Published July 15, 2013
Investigators are looking into whether an emergency locator transmitter built by Honeywell (HON) was one possible cause of Friday’s fire in a Boeing (BA) 787 operated by Ethiopian Airlines, according to The Wall Street Journal, citing several anonymous sources.
The transmitter is located in the upper rear part of the 787, according to the report, a different location than the battery pack that was at the root of the lithium-ion battery meltdowns that grounded the global fleet of Dreamliners for several months earlier this year.
Safety regulators are looking at the device, which Reuters said uses a lithium manganese battery, as one possible cause of the fire.
Honeywell did not immediately respond to FOX Business for a comment, however, a spokesman confirmed to the Journal that the company was “invited to participate in the investigation” and has sent technical experts to London's Heathrow to assist authorities.
“At this time it is premature to speculate on the cause of the fire,” the spokesperson told the newspaper.
The device made by Morristown, N.J.-based Honeywell is designed to activate and help find the jet in the event of a crash.
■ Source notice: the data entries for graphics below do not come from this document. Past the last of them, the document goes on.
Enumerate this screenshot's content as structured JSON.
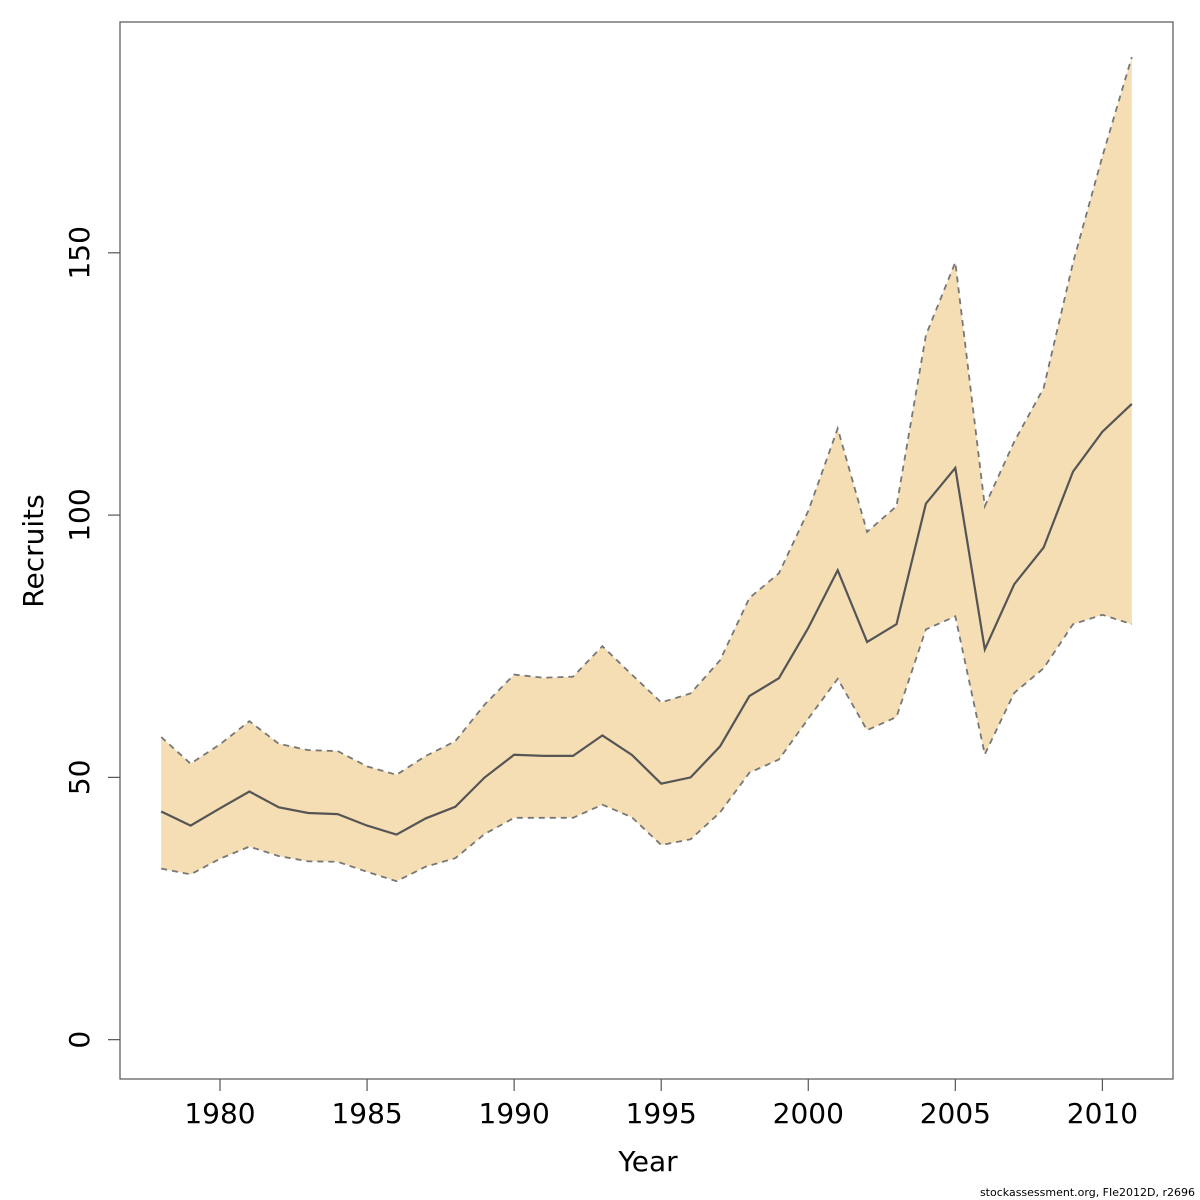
{
  "chart_data": {
    "type": "area",
    "xlabel": "Year",
    "ylabel": "Recruits",
    "xlim": [
      1976.6,
      2012.4
    ],
    "ylim": [
      -7.5,
      194
    ],
    "xticks": [
      1980,
      1985,
      1990,
      1995,
      2000,
      2005,
      2010
    ],
    "yticks": [
      0,
      50,
      100,
      150
    ],
    "grid": false,
    "colors": {
      "band": "#F5DEB3",
      "line": "#555555",
      "bound": "#777777",
      "axis": "#555555"
    },
    "x": [
      1978,
      1979,
      1980,
      1981,
      1982,
      1983,
      1984,
      1985,
      1986,
      1987,
      1988,
      1989,
      1990,
      1991,
      1992,
      1993,
      1994,
      1995,
      1996,
      1997,
      1998,
      1999,
      2000,
      2001,
      2002,
      2003,
      2004,
      2005,
      2006,
      2007,
      2008,
      2009,
      2010,
      2011
    ],
    "series": [
      {
        "role": "estimate",
        "values": [
          43.5,
          40.8,
          44.1,
          47.3,
          44.3,
          43.2,
          43.0,
          40.8,
          39.1,
          42.2,
          44.4,
          50.0,
          54.3,
          54.1,
          54.1,
          58.0,
          54.3,
          48.8,
          50.0,
          55.9,
          65.5,
          68.9,
          78.5,
          89.5,
          75.8,
          79.2,
          102.2,
          109.0,
          74.4,
          86.8,
          93.8,
          108.3,
          115.9,
          121.2
        ]
      },
      {
        "role": "upper",
        "values": [
          57.7,
          52.6,
          56.3,
          60.7,
          56.4,
          55.2,
          55.0,
          52.1,
          50.5,
          54.1,
          56.9,
          63.9,
          69.6,
          69.0,
          69.2,
          75.0,
          69.6,
          64.3,
          66.0,
          72.3,
          84.2,
          88.9,
          100.8,
          116.5,
          96.8,
          101.7,
          134.3,
          148.2,
          101.7,
          114.0,
          124.2,
          148.1,
          168.4,
          187.3
        ]
      },
      {
        "role": "lower",
        "values": [
          32.6,
          31.5,
          34.5,
          36.8,
          35.0,
          34.0,
          33.9,
          32.0,
          30.2,
          33.0,
          34.6,
          39.2,
          42.3,
          42.3,
          42.3,
          44.8,
          42.4,
          37.1,
          38.2,
          43.3,
          50.9,
          53.4,
          61.2,
          68.8,
          59.0,
          61.5,
          78.2,
          80.7,
          54.4,
          66.1,
          70.8,
          79.2,
          81.0,
          79.2
        ]
      }
    ]
  },
  "credit": "stockassessment.org, FIe2012D, r2696"
}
It was not immediately clear how much revenue the company derives from the device, but the entire aerospace unit, which is responsible for a wide range of aerospace technologies including cockpit displays, cabin entertainment and electric power systems, posted about $2.95 billion in first-quarter sales, comprising 32% of Honeywell’s total quarterly revenue of $9.3 billion, according to a regulatory filing.
Shares of Honeywell did not immediately react to the Journal report, slipping just 16 cents to $82.22 recently. The company is expected to report second-quarter earnings on Friday.
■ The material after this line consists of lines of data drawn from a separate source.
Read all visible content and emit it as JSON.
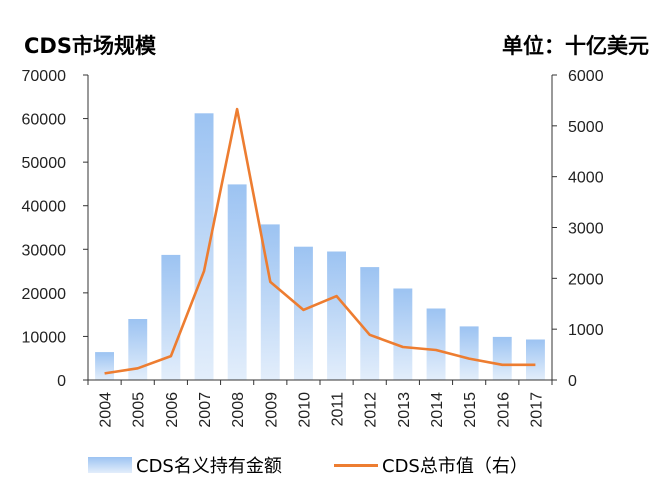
{
  "titles": {
    "left": "CDS市场规模",
    "right": "单位：十亿美元"
  },
  "chart_data": {
    "type": "bar+line",
    "categories": [
      "2004",
      "2005",
      "2006",
      "2007",
      "2008",
      "2009",
      "2010",
      "2011",
      "2012",
      "2013",
      "2014",
      "2015",
      "2016",
      "2017"
    ],
    "series": [
      {
        "name": "CDS名义持有金额",
        "type": "bar",
        "axis": "left",
        "values": [
          6400,
          14000,
          28700,
          61200,
          44900,
          35700,
          30600,
          29500,
          25900,
          21000,
          16400,
          12300,
          9900,
          9300
        ]
      },
      {
        "name": "CDS总市值（右）",
        "type": "line",
        "axis": "right",
        "values": [
          130,
          230,
          470,
          2140,
          5330,
          1930,
          1380,
          1650,
          890,
          650,
          590,
          420,
          300,
          300
        ]
      }
    ],
    "y_left": {
      "min": 0,
      "max": 70000,
      "ticks": [
        "0",
        "10000",
        "20000",
        "30000",
        "40000",
        "50000",
        "60000",
        "70000"
      ]
    },
    "y_right": {
      "min": 0,
      "max": 6000,
      "ticks": [
        "0",
        "1000",
        "2000",
        "3000",
        "4000",
        "5000",
        "6000"
      ]
    },
    "colors": {
      "bar_top": "#9cc3f2",
      "bar_bottom": "#e3eefb",
      "line": "#ed7d31",
      "axis": "#333333"
    },
    "grid": false,
    "legend_position": "bottom"
  }
}
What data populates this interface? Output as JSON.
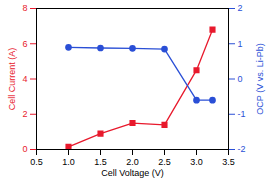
{
  "chart_data": {
    "type": "line",
    "xlabel": "Cell Voltage (V)",
    "ylabel": "Cell Current (A)",
    "y2label": "OCP (V vs. Li-Pb)",
    "x": [
      1.0,
      1.5,
      2.0,
      2.5,
      3.0,
      3.25
    ],
    "xlim": [
      0.5,
      3.5
    ],
    "xticks": [
      {
        "value": 0.5,
        "label": "0.5"
      },
      {
        "value": 1,
        "label": "1.0"
      },
      {
        "value": 1.5,
        "label": "1.5"
      },
      {
        "value": 2,
        "label": "2.0"
      },
      {
        "value": 2.5,
        "label": "2.5"
      },
      {
        "value": 3,
        "label": "3.0"
      },
      {
        "value": 3.5,
        "label": "3.5"
      }
    ],
    "ylim": [
      0,
      8
    ],
    "yticks": [
      0,
      2,
      4,
      6,
      8
    ],
    "y2lim": [
      -2,
      2
    ],
    "y2ticks": [
      -2,
      -1,
      0,
      1,
      2
    ],
    "grid": false,
    "series": [
      {
        "name": "Cell Current",
        "color": "#e8192c",
        "marker": "square",
        "line_style": "solid",
        "values": [
          0.15,
          0.9,
          1.5,
          1.4,
          4.5,
          6.8
        ]
      },
      {
        "name": "OCP",
        "color": "#2a4fd6",
        "marker": "circle",
        "line_style": "solid",
        "axis": "y2",
        "values": [
          0.9,
          0.88,
          0.87,
          0.85,
          -0.6,
          -0.6
        ]
      }
    ]
  }
}
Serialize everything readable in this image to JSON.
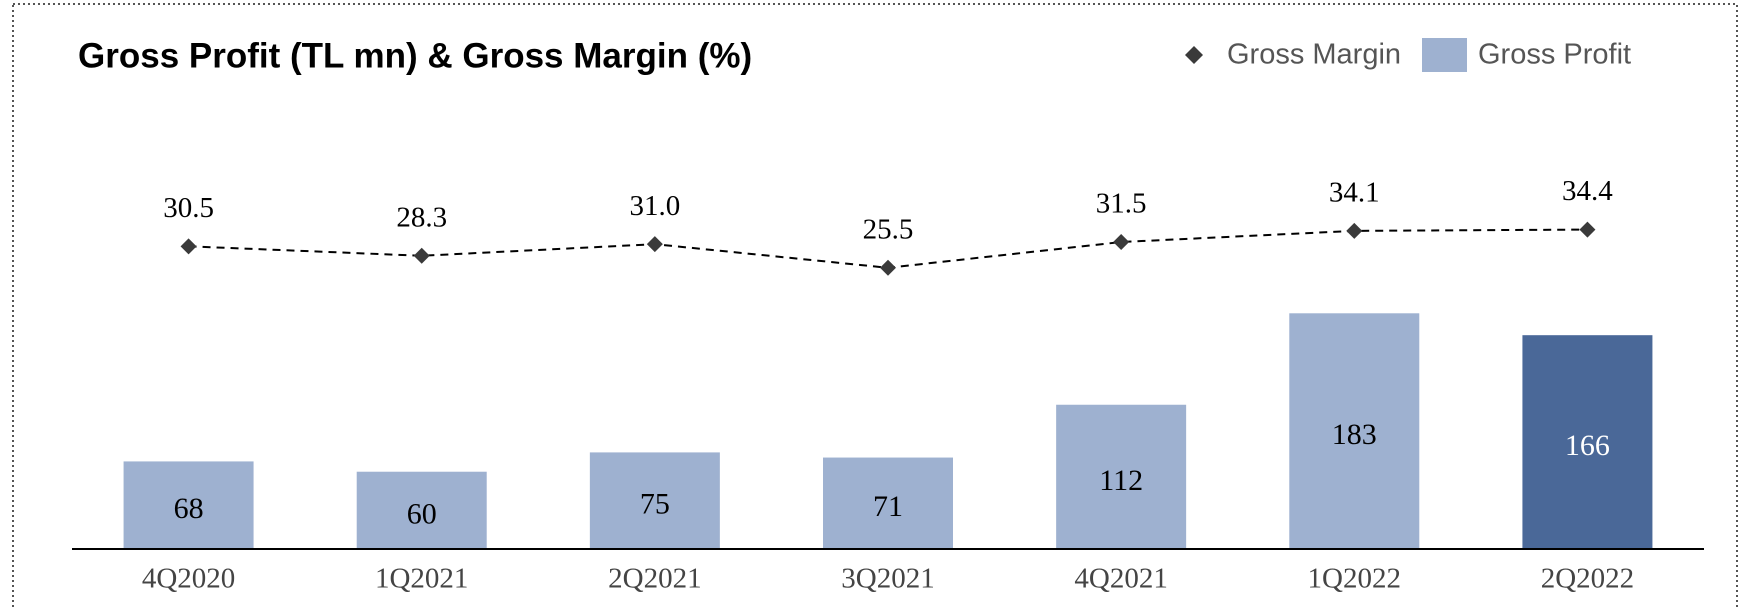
{
  "chart_data": {
    "type": "bar-line",
    "title": "Gross Profit (TL mn) & Gross Margin (%)",
    "categories": [
      "4Q2020",
      "1Q2021",
      "2Q2021",
      "3Q2021",
      "4Q2021",
      "1Q2022",
      "2Q2022"
    ],
    "series": [
      {
        "name": "Gross Profit",
        "type": "bar",
        "color": "#9eb1d0",
        "colors": [
          "#9eb1d0",
          "#9eb1d0",
          "#9eb1d0",
          "#9eb1d0",
          "#9eb1d0",
          "#9eb1d0",
          "#4a6898"
        ],
        "values": [
          68,
          60,
          75,
          71,
          112,
          183,
          166
        ]
      },
      {
        "name": "Gross Margin",
        "type": "line",
        "axis": "y2",
        "color": "#3a3a3a",
        "values": [
          30.5,
          28.3,
          31.0,
          25.5,
          31.5,
          34.1,
          34.4
        ],
        "value_labels": [
          "30.5",
          "28.3",
          "31.0",
          "25.5",
          "31.5",
          "34.1",
          "34.4"
        ]
      }
    ],
    "ylim": [
      0,
      250
    ],
    "y2lim": [
      -40,
      35
    ],
    "legend": "top-right"
  }
}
Boeing, which has faced a series of 787 headaches this year, returned the aircraft to service in late April after a new battery was approved by the Federal Aviation Administration. Potential problems resurfaced on Friday when a fire broke out on an Ethiopian-operated 787 that had been sitting on the tarmac for eight hours. The blaze was contained and there were no injuries as the aircraft was empty.
One analyst told FOX Business on Friday that the fire did not seem to be related to the earlier battery problems. However, the investigation has remains ongoing and officials haven’t released a formal statement as to the possible cause of the spark.
U.S. authorities like the National Transportation Safety Board and FAA have joined the investigation in the U.K. but would not comment on the Honeywell report, instead pointing to the British regulatory authority, Air Accident Investigation Branch (AAIB), which is overseeing the probe.
The AAIB and Boeing both said they wouldn’t comment because the investigation is ongoing, and Ethiopian Airlines did not immediately respond to FOX Business.
“In order to ensure the integrity of the process and in adherence to international protocols that govern safety investigations, all publicly released information concerning the investigation must come from, or be approved by, the AAIB,” Boeing said in a statement.
The jet maker is participating in the investigation as an advisor and has a team on the ground.
Shares of Boeing were up 3.5% to $105.47 in recent trade, rebounding from heavy losses Friday.